The objectives of our study were to introduce a workflow for efficient UAV-based snowpack monitoring, in particular (i) the monitoring of snow accumulation and ablation processes, (ii) the assessment of canopy characteristics as the effective LAI of crowns using downward-looking UAV images (iii) to analyze the relationship between the dynamic snow depth and LAI distribution in diverse Norway spruce stand. Over a complex winter season, spanning from snow accumulation to ablation, we determined snow depth and LAI distribution in a mid-latitude montane forest small-scale environment, featuring different structure and health status, including forest-free area, healthy and disturbed forest resulting from bark beetle infestation. The UAV imaging campaigns for snow depth and LAI retrieval were accompanied with repeated manual snow depth monitoring, as well as by ground-based LAI measurements by the LAI-2200 plant canopy analyzer and DHP, used as a benchmark for testing the accuracy of our approach.
This study has presented the potential of small footprint UAV data for deriving metrics such as snow depth (snow metric) and LAI (forest metric) using single flights. As was found in previous studies, we could show that it is possible to estimate snow depth and indirect LAI from UAV data by using RGB-based UAV imagery. Snow depth was computed by subtracting snow-free from snow-covered DSMs during different snow conditions and compared to fewer and with more manual ground measurements. Differences in measured values obtained by these snow samplings strategies draw distinctions. Effective winter LAI estimates conducted as well from downward-looking UAV images were compared to conventional optical methods (e.g., DHP and LAI-2200 canopy analyzer) producing reasonable but underestimated LAIeff values. With increased flight height of the UAV, lower estimated LAI values were determined for all forest structures.

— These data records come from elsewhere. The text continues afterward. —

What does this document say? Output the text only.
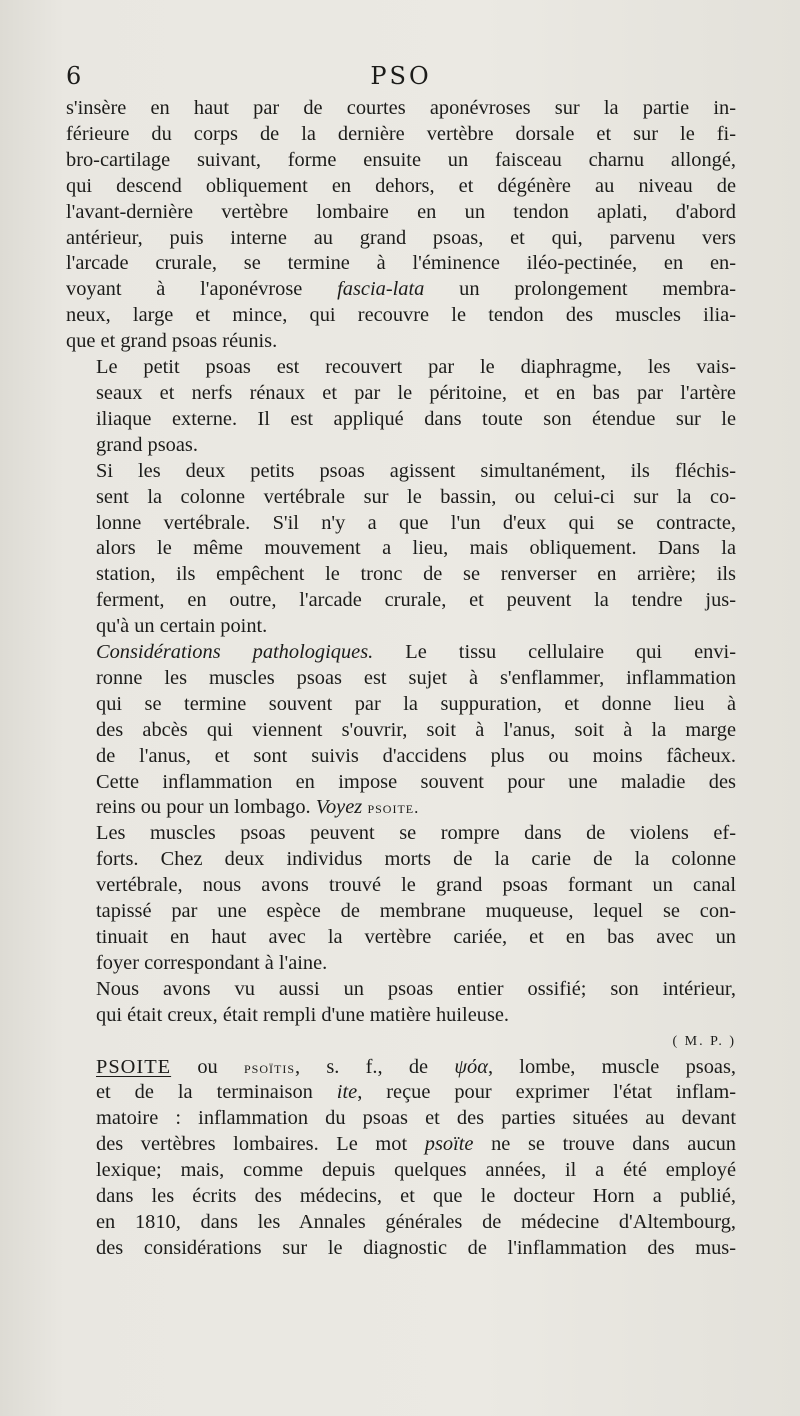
6	PSO

s'insère en haut par de courtes aponévroses sur la partie in-
férieure du corps de la dernière vertèbre dorsale et sur le fi-
bro-cartilage suivant, forme ensuite un faisceau charnu allongé,
qui descend obliquement en dehors, et dégénère au niveau de
l'avant-dernière vertèbre lombaire en un tendon aplati, d'abord
antérieur, puis interne au grand psoas, et qui, parvenu vers
l'arcade crurale, se termine à l'éminence iléo-pectinée, en en-
voyant à l'aponévrose fascia-lata un prolongement membra-
neux, large et mince, qui recouvre le tendon des muscles ilia-
que et grand psoas réunis.

Le petit psoas est recouvert par le diaphragme, les vais-
seaux et nerfs rénaux et par le péritoine, et en bas par l'artère
iliaque externe. Il est appliqué dans toute son étendue sur le
grand psoas.

Si les deux petits psoas agissent simultanément, ils fléchis-
sent la colonne vertébrale sur le bassin, ou celui-ci sur la co-
lonne vertébrale. S'il n'y a que l'un d'eux qui se contracte,
alors le même mouvement a lieu, mais obliquement. Dans la
station, ils empêchent le tronc de se renverser en arrière; ils
ferment, en outre, l'arcade crurale, et peuvent la tendre jus-
qu'à un certain point.

Considérations pathologiques. Le tissu cellulaire qui envi-
ronne les muscles psoas est sujet à s'enflammer, inflammation
qui se termine souvent par la suppuration, et donne lieu à
des abcès qui viennent s'ouvrir, soit à l'anus, soit à la marge
de l'anus, et sont suivis d'accidens plus ou moins fâcheux.
Cette inflammation en impose souvent pour une maladie des
reins ou pour un lombago. Voyez psoite.

Les muscles psoas peuvent se rompre dans de violens ef-
forts. Chez deux individus morts de la carie de la colonne
vertébrale, nous avons trouvé le grand psoas formant un canal
tapissé par une espèce de membrane muqueuse, lequel se con-
tinuait en haut avec la vertèbre cariée, et en bas avec un
foyer correspondant à l'aine.

Nous avons vu aussi un psoas entier ossifié; son intérieur,
qui était creux, était rempli d'une matière huileuse.
( M. P. )

PSOITE ou psoïtis, s. f., de ψόα, lombe, muscle psoas,
et de la terminaison ite, reçue pour exprimer l'état inflam-
matoire : inflammation du psoas et des parties situées au devant
des vertèbres lombaires. Le mot psoïte ne se trouve dans aucun
lexique; mais, comme depuis quelques années, il a été employé
dans les écrits des médecins, et que le docteur Horn a publié,
en 1810, dans les Annales générales de médecine d'Altembourg,
des considérations sur le diagnostic de l'inflammation des mus-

The relation between LAI and snow depth was analyzed for different snow conditions. As expected, LAIeff values negatively correlated to snow depth data during both snow conditions at the forest site. For snowmelt, the LAI as one of the predictors for snow distribution in forested areas represented weaker correlations. The reason is most likely that LAI is a much stronger predictor for snow accumulation, because it better describes the snow depth distribution during the accumulation period, while for snowmelt, more processes influence the snow variability. Elevation and topography have a marginal effect here, as the study plot in the forest zone is situated in a flat area. Thus, for snowmelt, factors that are more closely related to radiation and topography might give better results when describing the snow depth variability at a smaller scale.
To this end, the results demonstrated that, with this combined method, snow depth and LAI retrieval could be recorded simultaneously with one UAV survey. The conjoint survey can significantly improve the efficiency of both aerial and field mapping of snow cover distribution in areas featuring variable structure and health status of the forest canopy. In such areas, it proved reliability in the determination of the snow depth variation along with the LAI, enabling the interpretation of the effects of canopy coverage on snow accumulation and ablation.
However, the largest advantage of the UAV technology here is the high resolution and the high level of detail regarding the snow-covered terrain and the quick monitoring of indirect LAI compared to simple manual measurements of snow depth and point measurements of DHP or using LiCor-2200. By improving this method both parameters snow depth and indirect LAI might be used as input parameters for snow models captured in reduced time.
Further work is required to examine the performance of snow depth change mapping in terms of the precision of snow depth change estimates under denser canopies where the non-vegetated surface is mainly covered and the use of infrared photography improves identification of different snow features such as windblown snow into openings in the forest, ice crusts, and wet snow surfaces. Attributes that need improvement as they affected the thresholding of binary images for the indirect LAI analysis were shadows and snow on tree crowns.